In the humdrum of Calcutta converting to Kolkata we forgot the non-Bengali ‘Kalkatta’, till Supriya Newar reminded us in her recently launched book Kalkatta Chronicles.

A slim paper back of 10 vignettes from the authors personal memories from her childhood in the city Kalkatta Chronicles explores the idiosyncrasies of this metropolis, like ‘load-shedding’, ‘the black dial phone’ ‘trunk calls’ and ‘out of order lifts’ from the perspective of a ‘non Bengali’ as a local Bengali would describe the gamut of populace from Rajasthan, Bihar and Uttar Pradesh and other western Indian Sates, streaming into the city over the centuries and who refer to this city as Kalkatta; emphasizing their Hindi undertone.

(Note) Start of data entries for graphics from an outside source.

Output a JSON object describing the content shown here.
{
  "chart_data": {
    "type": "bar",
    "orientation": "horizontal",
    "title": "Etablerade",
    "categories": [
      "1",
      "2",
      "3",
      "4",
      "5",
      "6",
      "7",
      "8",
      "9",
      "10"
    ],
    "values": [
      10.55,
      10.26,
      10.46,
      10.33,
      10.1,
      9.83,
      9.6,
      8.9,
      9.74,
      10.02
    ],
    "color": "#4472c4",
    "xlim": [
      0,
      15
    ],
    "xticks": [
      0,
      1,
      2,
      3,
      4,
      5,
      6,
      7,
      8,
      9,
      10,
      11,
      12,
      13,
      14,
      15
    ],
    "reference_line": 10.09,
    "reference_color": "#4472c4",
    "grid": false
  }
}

As one of the Chairs at the discussion that followed the launch, Maestro Bickram Ghosh pointed out the book ‘brings forth the Non Bengali-Bangali connection’ of the city. The book though is partial to the Marwari trading community from Rajasthan whose unfaltering influence on the city is today very much part of the larger Kolkata culture.

Four generations of Newars in the city from Rajasthan give Supriya a rare insight that is evident in the candid tongue-in-cheek style that runs throughout the book and makes it an easy languid read intercepted by delightful sketches by Sayan Chakraborty. For those of us who have lived through that era, the connection is immediate; for those who came later it opens out a myriad of images of a quaint life-style written with affectionate nostalgia.

Published by Redomania, the book was launched by Devi Kar, Director Modern High School, Supriya’s alumnus and Maestro Bickram Ghosh at Starmark, South City earlier this week. A delightful evening exploring the Non Bengali-Bengali connection over Kalkatta’s quintessential jhalmuri and lebo cha (lemon tea). Kalkatta Chronicle is available at all leading stores across the country and online too.